The re-election of Barack Obama may well be back on. After watching the economy tank and the president struggling to make his promised sweeping reforms, many American swing voters were in a state of intense deliberation — Obama 2.0 or something new?
But the economic picture is improving – and while jobs continue to be created and unemployment falls, the Republicans are involved in bitter exchanges and political gaffes, leaving Obama’s opinion ratings continually improving.
Dana Milbank recently wrote in the Washington Post that:
While Romney embraces the birther billionaire Donald Trump, he has ceded to Obama the political center. The day after Romney indelicately announced that he was “not concerned about the very poor,” Obama spoke at the National Prayer Breakfast about his affection for the Rev. Billy Graham and about “the biblical call to care for the least of these — for the poor; for those at the margins of our society.
It now seems that the Obama campaign is gaining momentum in the areas that matter most — key swing states.
Fox News conducted a poll late on Wednesday. It analyses voters in 10 battleground states — Colorado, Nevada, New Mexico, Iowa, Ohio, Pennsylvania, Wisconsin, Florida, North Carolina and Virginia and it would seem that in those states, which are key to his chances of re-election, he is performing better than the Republican alternatives.
Dana Blanton at Fox News explains:
The swing-state voters back Obama over Romney by 8 percentage points and Santorum by 9 points.
Obama tops Paul by 12 points in the poll. Gingrich lags farthest behind Obama, as voters in these key states prefer the president to the former Speaker by 20 points.
Chris Stirewalt adds:
It’s getting harder for Republicans to argue that their protracted nomination process isn’t doing serious damage to their chances of unseating President Obama in the fall.
The latest FOX News swing state poll has some sobering news for the Republicans. Not only do both of their current frontrunners, Rick Santorum and Mitt Romney, trail nationally (Romney trails by 5 points in all states, Santorum by 12), but they lose in the 10 key states that are likely to decide the election.

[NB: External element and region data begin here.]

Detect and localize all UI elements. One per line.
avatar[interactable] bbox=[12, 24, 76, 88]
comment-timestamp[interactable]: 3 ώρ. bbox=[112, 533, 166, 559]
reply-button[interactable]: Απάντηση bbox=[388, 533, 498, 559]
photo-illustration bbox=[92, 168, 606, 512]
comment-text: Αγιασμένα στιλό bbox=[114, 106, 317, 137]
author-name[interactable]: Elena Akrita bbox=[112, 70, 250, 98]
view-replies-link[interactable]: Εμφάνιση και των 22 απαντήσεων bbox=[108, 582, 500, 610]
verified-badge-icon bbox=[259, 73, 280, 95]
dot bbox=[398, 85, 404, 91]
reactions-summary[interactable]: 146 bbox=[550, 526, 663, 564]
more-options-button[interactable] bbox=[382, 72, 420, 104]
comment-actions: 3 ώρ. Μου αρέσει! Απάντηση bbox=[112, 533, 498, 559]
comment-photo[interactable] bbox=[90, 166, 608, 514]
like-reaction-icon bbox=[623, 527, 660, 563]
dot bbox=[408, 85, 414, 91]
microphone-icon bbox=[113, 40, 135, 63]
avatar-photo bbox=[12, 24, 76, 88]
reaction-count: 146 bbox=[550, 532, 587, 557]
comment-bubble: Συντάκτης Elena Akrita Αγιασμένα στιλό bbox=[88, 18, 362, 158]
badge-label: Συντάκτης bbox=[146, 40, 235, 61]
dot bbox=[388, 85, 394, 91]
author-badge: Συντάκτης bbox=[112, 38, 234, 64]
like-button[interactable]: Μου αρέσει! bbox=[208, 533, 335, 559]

It is arguably Romney’s poll demise which is most striking. A few weeks ago Romney appeared to be the the certain winner of the Republican nomination race. The data now suggests a very different story. In states such as Florida, where Republican voters tend to consider themselves as moderates, he does just fine. But among the Republican core voters, he is treated with suspicion. Rick Santorum, who was seen as lagging behind before his recent wins, is now arguably the most viable winner of the GOP race.
On the Guardian website Michael Cohen explains pointing to two polls that paint a bleak picture for Romney and give hope to his Republican rival Rick Santorum:
What should be most daunting for Romney is the Rasmussen and PPP polls track likely voters, rather than simply registered voters. Romney’s polling numbers within the GOP remain where they’ve been for much of the year – around 25-35% support, and rarely much higher.
To beat an incumbent, the stars need to be clearly aligned in one’s favor. There is very little to date that suggests this is the case for Mitt Romney.
He remains the Republican candidate who Republicans might support if they have to – but that guy in the sweater vest seems like he might be more fun.